The spice is nice
Curcumin is the active ingredient in the Indian spice turmeric. With almost 3,000 pre-clinical investigations, it is one of the best investigated botanical constituents in biomedical literature. It has been shown to induce a range of positive effects, from lowering cholesterol to controlling blood glucose and, in particular, its successful treatment of the symptoms of osteoarthritis, osteoporosis and tendon injury.
Curcumin & osteoporosis
A 2016 review paper looked at eight clinical trials and found that curcumin-containing products demonstrated consistently significant improvements in osteoarthritis (OA) related symptoms compared with placebo. One test investigated curcumin’s effects on OA over an eight month period and it was shown that scores for OA symptoms (pain, stiffness and physical function) decreased by more than 50%, whilst the treadmill test showed an overall three-fold increase in walking distance compared to the control group. They also found a significant decrease in all inflammatory markers measured.

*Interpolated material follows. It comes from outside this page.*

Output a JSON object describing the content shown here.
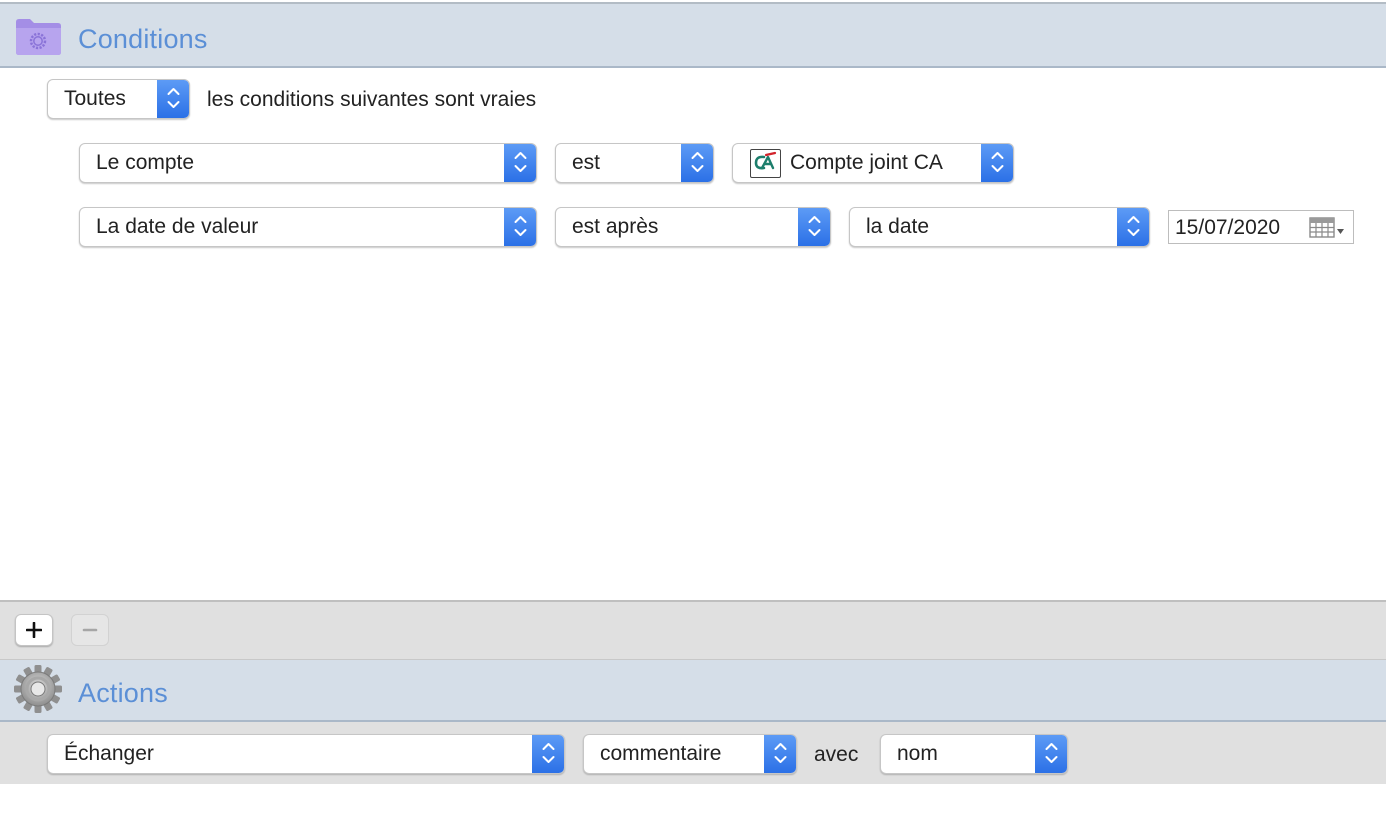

Curcumin may also have synergist effects when combined with other medication. Administration of curcumin with glucosamine lead to faster and increased improvements in pain, stiffness and physical function after 4 months when compared to glucosamine and chondroitin. Standard preparations of cur cumin are very poorly absorbed into the body and this issue has been substantially improved to improve curcumin absorption. We may therefore expect to see even better results with these new formulations. If you want to supplement with curcumin it is recommended to take it in a more absorbable form such as the brand ‘Meriva’.
Curcumin & tendon injury
There has been less published clinical research on curcumin with regards to other musculoskeletal problems. There is however promising translational data to show curcumin may be beneficial in osteoporosis as it can lead to improvement in indicators of bone health and mechanical properties. Another recent study also found that curcumin can improve the quality of tendon rupture healing. In this study it was shown that curcumin significantly improved the strength of injured tendons compared to control.
Many of curcumins positive clinical benefits are thought to be derived from its anti-inflammatory effects. Curcumin has been shown to possess anti-inflammatory properties comparable to non-steroidal anti-inflammatories (NSAIDs) such as ibuprofen. However, compared to NSAIDs curcumin appears to have some notable advantages. Unlike NSAIDs, curcumin use is not associated with serious side effects such as gastrointestinal, cardiovascular, kidney and liver issues and, in fact, may be protective towards the gastric tract. Curcumin has been found to be well tolerated even in doses up to 10g per day and therefore represents a safe and effective alternative to NSAIDs, particularly with use for conditions that require long term management such as osteoarthritis or in patients with a history of stomach ulcers, cardiac or kidney problems. And whilst NSAIDs work on only one inflammatory pathway, curcumin has been shown to exert effects on many, explaining in part some of curcumin’s wide ranging health effects.